Italian chicken stew
  • 2 tbsp butter for frying
  • 1½ lbs boneless chicken thighs, sliced
  • ¼ cup (1 oz.) sun-dried tomatoes in oil, coarsely chopped
  • 6 (3½ oz.) cherry tomatoes, cut into quarters
  • 1 garlic clove, finely chopped
  • ¾ cup heavy whipping cream
  • 1¼ cups (3½ oz.) shredded Parmesan cheese
  • 1 cup (1 oz.) baby spinach
  • salt and pepper
Cabbage pasta
  • 10 oz. green cabbage, shredded
  • 2 tbsp butter for frying
  • salt or pepper
 
 

Instructions

  1. Heat butter in a large frying pan over medium heat. Fry the chicken for a couple of minutes or precook the chicken on broil, it doesn't have to be thoroughly cooked. Season with salt and pepper.
  2. Add the tomatoes to the frying pan together with the garlic.
  3. Add heavy cream. Let it simmer on medium heat for about 5 minutes.
  4. Add shredded Parmesan and let it simmer for an additional 10 minutes. Season with salt and pepper to taste.
  5. Meanwhile, in a large frying pan, over medium heat, melt the butter. Add the cabbage and fry until tender. Salt and pepper to taste.
  6. Just as you are ready to serve, stir the Cabbage into the cream chicken skillet. Plate the cabbage and top with the creamy chicken sauce.

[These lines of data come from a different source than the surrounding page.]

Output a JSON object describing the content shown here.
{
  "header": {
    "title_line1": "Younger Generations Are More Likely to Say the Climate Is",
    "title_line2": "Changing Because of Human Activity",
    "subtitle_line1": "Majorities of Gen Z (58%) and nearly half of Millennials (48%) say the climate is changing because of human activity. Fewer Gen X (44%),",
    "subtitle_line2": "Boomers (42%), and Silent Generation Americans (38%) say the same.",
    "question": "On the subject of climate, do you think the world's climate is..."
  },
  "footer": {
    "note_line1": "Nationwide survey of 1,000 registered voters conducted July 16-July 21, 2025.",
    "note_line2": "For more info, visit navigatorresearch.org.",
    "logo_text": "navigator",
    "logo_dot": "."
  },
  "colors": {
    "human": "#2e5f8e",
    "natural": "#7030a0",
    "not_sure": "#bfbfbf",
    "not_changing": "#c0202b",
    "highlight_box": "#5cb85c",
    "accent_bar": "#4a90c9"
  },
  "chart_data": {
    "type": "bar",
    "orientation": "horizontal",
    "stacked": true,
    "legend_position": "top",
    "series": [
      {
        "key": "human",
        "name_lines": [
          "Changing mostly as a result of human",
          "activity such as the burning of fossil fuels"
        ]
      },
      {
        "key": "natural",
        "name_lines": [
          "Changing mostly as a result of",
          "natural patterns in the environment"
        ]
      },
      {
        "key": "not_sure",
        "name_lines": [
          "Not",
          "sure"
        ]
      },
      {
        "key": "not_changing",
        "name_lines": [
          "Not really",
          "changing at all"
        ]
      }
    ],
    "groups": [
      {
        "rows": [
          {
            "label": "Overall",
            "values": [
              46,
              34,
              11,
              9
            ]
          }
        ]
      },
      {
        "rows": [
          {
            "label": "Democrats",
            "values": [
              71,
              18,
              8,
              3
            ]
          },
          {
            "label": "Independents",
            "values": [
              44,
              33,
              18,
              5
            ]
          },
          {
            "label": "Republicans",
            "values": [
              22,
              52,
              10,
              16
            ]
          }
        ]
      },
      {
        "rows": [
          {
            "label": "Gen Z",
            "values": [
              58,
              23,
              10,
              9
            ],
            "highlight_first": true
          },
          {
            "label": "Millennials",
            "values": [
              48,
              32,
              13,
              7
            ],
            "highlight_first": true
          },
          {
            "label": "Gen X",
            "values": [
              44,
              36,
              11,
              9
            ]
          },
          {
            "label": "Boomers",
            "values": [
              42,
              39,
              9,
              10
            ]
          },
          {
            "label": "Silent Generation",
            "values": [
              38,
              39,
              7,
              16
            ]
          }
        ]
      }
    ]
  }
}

Keto zucchini roll-ups with chicken and herb butter


Ingredients
Zucchini roll-ups
  • 1½ lbs zucchini
  • ½ tsp salt
  • 3 oz. butter
  • 6 oz. mushrooms, finely chopped
  • 6 oz. (¾ cup) cream cheese
  • 1½ cups (6 oz.) shredded cheese, shredded
  • 1 (5 oz.) green bell pepper, finely chopped
  • 2 oz. air-dried chorizo, finely chopped
  • 1 egg
  • 1 tsp onion powder
  • 2 tbsp fresh parsley, chopped
  • ½ tsp salt
  • ¼ tsp pepper
Chicken
  • 4 (2 lbs) chicken breasts, bone-in with skin
  • salt and pepper
  • 1 oz. butter, for frying
Herb butter
  • 4 oz. butter, at room temperature
  • 1 garlic clove, minced
  • 1 tbsp fresh parsley, finely chopped
  • 1 tsp lemon juice
  • ½ tsp salt

Instructions

  1. Preheat the oven to 350°F (175°C).
  2. Slice the zucchini lengthwise into half-inch slices and place them on a baking sheet lined with parchment paper. Season with salt and let sit for ten minutes. Dry off the liquid with a paper towel.
  3. Bake in the oven for 20 minutes ur until the zucchini is soft. Remove from the oven and let cool on a rack. Dry off some more liquid if needed.
  4. Heat up a large frying pan with butter fry the mushrooms until browned. Let cool.
  5. Add all other ingredients, except for a third of the shredded cheese, to a bowl. Add mushrooms and mix well.
  6. Place a generous amount of cheese batter on top of each zucchini slice. Roll up and place the roll-ups seam down in a baking dish. Sprinkle the rest of the cheese on top.
  7. Increase the temperature to 400°F (200°C). Bake for 20 minutes or until the cheese has got some color

Chicken (or get rotisserie chicken from store)

  1. In the meantime, season your chicken and fry in butter over medium heat until golden on the outside and completely cooked through.

Herb butter

  1. Mix all the ingredients thoroughly in a small bowl. Serve together with the chicken roll-ups.